The US cryptocurrency industry is facing a larger-than-expected legislative challenge. Although leading crypto companies like Ripple and Coinbase have united to push H.R. 3633 (The Digital Asset Market Clarification Act of 2025) through the Senate, internal negotiations have revealed deep divisions that may not be reconciled in the short term.

The widening gap between the two sides

The bipartisan meeting on January 6 exposed fundamental disagreements over regulatory approaches. According to key industry figures, the Republican Party wants to accelerate the review of the bill in the Senate Banking Committee on Thursday, January 15, to lock in a legal framework before the legislative window closes at the end of the year.

However, the Democratic Party has presented a long list of strong demands that could significantly alter the bill’s shape. These requirements mainly focus on the decentralized finance (DeFi) sector, where they seek to apply oversight standards similar to those of traditional banking systems.

Disputes over DeFi and control

Pressure from Democrats includes mandatory “compliance with user interface sanctions,” requiring developers to perform user checks at access points, and granting the Department of the Treasury expanded investor protection powers.

Another proposal is to create a new category called “Non-Dispersed DeFi” — a classification intended to cover projects claiming to be decentralized but still maintaining some level of administrative control or centralized storage. This could significantly impact how current protocols operate.

Perhaps the most impactful aspect for fundraising activities is the proposal to cap the amount that issuing organizations can raise at $200 million under certain exemptions. Additionally, protocols would need to proactively contact the SEC (Securities and Exchange Commission) to declare they are not securities, rather than waiting for enforcement.

The real dispute: stablecoin yields

Behind the technical debates lies a real monetary battle between the traditional banking sector and the crypto space. The hottest issue is whether stablecoin issuers will be allowed to transfer yields from reserve assets (such as Treasury bills) to holders.

US banks have lobbied strongly against this, arguing that mechanisms like this would drain deposits from the traditional banking system. However, crypto companies oppose, claiming that the banking industry’s stance is merely protective of their own interests rather than genuine concerns about financial safety.

According to a policy leader at a leading crypto firm, US banks earn about $176 billion annually from deposits at the Federal Reserve (totaling around $3 trillion). They also make an additional $187 billion per year from card fees, equivalent to about $1,440 per household. These figures explain why the banking sector fears competition from stablecoin yields.
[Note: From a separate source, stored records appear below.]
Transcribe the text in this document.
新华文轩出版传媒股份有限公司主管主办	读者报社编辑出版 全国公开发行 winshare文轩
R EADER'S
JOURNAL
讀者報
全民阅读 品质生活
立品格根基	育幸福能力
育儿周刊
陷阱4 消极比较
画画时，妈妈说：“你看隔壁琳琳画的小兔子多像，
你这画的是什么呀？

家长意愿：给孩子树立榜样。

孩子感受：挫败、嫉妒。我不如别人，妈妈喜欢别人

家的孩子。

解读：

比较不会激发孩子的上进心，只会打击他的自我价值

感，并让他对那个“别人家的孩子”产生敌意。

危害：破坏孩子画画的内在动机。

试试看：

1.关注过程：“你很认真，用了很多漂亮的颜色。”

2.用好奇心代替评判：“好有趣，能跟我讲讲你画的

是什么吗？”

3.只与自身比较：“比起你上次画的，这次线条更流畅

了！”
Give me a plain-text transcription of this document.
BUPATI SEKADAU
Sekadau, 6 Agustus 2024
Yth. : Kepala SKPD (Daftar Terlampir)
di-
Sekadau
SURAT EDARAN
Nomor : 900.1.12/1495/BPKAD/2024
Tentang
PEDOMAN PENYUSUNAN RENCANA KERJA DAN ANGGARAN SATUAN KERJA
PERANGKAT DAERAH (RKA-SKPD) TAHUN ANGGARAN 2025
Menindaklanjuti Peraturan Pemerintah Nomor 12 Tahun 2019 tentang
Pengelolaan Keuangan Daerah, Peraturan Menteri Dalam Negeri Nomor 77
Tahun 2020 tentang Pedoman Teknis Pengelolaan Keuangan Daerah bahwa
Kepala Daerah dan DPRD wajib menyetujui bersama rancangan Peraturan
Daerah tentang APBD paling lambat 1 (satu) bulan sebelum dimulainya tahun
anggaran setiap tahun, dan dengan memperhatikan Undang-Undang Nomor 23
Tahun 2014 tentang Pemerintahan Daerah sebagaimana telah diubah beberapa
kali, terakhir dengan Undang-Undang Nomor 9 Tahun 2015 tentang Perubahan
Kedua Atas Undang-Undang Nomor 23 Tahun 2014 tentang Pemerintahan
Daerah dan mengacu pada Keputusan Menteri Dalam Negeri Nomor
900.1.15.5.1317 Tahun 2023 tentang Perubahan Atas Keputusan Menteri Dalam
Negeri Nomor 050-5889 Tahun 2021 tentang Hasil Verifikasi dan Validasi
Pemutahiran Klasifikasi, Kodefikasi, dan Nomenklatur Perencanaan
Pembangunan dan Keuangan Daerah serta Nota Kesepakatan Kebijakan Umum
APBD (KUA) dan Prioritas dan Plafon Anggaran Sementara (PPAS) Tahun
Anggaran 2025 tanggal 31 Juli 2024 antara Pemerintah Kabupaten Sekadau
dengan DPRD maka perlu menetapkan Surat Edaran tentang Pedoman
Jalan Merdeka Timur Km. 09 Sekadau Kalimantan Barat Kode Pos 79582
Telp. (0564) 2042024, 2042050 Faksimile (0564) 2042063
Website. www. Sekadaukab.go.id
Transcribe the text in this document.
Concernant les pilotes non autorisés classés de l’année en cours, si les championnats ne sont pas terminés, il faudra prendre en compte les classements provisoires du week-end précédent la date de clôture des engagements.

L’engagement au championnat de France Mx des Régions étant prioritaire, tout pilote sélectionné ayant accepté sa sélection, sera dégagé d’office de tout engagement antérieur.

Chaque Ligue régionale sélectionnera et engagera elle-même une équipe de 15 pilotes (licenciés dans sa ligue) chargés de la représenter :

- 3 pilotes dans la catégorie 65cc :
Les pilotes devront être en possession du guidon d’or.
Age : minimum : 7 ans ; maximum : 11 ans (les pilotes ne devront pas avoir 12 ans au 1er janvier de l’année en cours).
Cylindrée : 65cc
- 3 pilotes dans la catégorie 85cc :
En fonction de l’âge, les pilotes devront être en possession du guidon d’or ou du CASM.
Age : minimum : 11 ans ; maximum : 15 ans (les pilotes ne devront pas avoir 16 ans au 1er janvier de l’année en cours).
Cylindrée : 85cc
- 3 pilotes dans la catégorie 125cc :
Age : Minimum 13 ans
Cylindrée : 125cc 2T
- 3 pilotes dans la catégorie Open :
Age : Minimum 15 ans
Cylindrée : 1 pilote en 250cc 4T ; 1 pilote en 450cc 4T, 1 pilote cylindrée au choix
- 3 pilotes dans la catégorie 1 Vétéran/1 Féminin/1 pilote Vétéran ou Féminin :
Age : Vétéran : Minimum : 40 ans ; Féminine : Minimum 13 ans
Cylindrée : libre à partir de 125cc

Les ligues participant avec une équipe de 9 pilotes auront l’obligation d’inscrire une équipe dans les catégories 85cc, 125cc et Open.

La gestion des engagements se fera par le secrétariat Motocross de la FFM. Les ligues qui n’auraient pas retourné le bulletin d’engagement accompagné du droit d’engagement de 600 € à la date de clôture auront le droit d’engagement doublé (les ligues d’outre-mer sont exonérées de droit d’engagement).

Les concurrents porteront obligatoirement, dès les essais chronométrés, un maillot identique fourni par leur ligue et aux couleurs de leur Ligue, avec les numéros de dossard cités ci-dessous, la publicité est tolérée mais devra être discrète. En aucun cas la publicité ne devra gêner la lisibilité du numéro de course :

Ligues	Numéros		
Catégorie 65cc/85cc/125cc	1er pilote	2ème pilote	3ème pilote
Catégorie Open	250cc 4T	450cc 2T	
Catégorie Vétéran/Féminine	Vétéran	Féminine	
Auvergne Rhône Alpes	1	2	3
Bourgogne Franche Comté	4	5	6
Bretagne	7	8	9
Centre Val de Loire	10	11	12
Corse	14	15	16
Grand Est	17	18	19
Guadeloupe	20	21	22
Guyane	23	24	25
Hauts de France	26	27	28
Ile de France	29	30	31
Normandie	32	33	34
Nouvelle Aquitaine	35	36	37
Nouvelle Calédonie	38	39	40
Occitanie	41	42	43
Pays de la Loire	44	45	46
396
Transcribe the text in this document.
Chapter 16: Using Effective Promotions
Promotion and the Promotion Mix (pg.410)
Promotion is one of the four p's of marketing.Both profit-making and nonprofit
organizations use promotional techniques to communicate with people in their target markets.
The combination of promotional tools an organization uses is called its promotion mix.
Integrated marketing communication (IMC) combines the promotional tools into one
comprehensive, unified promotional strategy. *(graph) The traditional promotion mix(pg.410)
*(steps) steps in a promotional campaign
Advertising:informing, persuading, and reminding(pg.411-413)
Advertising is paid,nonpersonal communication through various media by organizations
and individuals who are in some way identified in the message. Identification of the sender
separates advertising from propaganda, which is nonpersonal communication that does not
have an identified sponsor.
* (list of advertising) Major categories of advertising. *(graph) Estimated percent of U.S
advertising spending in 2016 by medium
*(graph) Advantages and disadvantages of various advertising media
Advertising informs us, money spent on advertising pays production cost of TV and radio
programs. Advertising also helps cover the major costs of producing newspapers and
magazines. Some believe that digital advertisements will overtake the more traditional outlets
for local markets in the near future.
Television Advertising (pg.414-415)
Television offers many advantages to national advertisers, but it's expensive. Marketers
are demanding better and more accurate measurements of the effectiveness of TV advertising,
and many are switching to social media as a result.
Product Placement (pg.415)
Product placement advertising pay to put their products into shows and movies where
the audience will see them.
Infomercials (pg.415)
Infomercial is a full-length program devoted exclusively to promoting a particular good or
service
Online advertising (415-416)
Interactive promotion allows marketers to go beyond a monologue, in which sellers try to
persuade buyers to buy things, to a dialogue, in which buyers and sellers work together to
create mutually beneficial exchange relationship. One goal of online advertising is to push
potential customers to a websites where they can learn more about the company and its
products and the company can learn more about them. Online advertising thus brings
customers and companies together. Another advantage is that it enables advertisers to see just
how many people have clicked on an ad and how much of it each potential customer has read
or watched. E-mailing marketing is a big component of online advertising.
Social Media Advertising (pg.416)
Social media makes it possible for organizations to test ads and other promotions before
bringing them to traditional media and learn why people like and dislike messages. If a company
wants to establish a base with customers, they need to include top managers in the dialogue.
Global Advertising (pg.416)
Why the crypto industry cannot afford to concede

For Ripple, Coinbase, and other major crypto companies, the Clarification Act is not just about avoiding litigation but about opening entirely new business models currently delayed by regulatory ambiguity.

Ripple has actively invested in this process — the company holds a US national banking license and is seeking access to the Fed related to RLUSD stablecoin. Recently, Ripple acquired the broker Hidden Road, a platform processing about $3 trillion annually for over 300 clients. This deal signals a strategic focus on processes dependent on federal standards — the very standards the Clarification Act aims to provide.

Similarly, Coinbase CEO emphasized that the bill is necessary to “unlock” crypto in the US through clear rules, which will protect consumers and empower builders.

Global pressure to act

The cost of delay is becoming increasingly clear in the global context. Europe has implemented the Markets in Crypto-Assets (MiCA) regulation with standardized market licensing standards. In Asia, hubs like Hong Kong and Singapore are pushing regulations designed to attract global liquidity flows.

If the US continues to be gridlocked, American crypto companies will keep migrating abroad, leaving growth opportunities to international competitors. This is why pro-legislation lawmakers emphasize that “unclear regulations have driven digital asset companies overseas” and that the bill must be passed quickly to “keep the US at the forefront.”

The upcoming deadlock

Despite urgency from both sides, the divisions between Republicans and Democrats over DeFi, stablecoin yields, and compliance requirements seem too deep to reconcile before Thursday’s deadline. Negotiations continue, but the path to an agreement remains fraught with obstacles.

The question is whether the crypto industry can persuade Democratic lawmakers that regulatory certainty will bring more benefits than the risks they fear. If not, this bill could become one of the examples of how competing interests hinder progress in this emerging industry.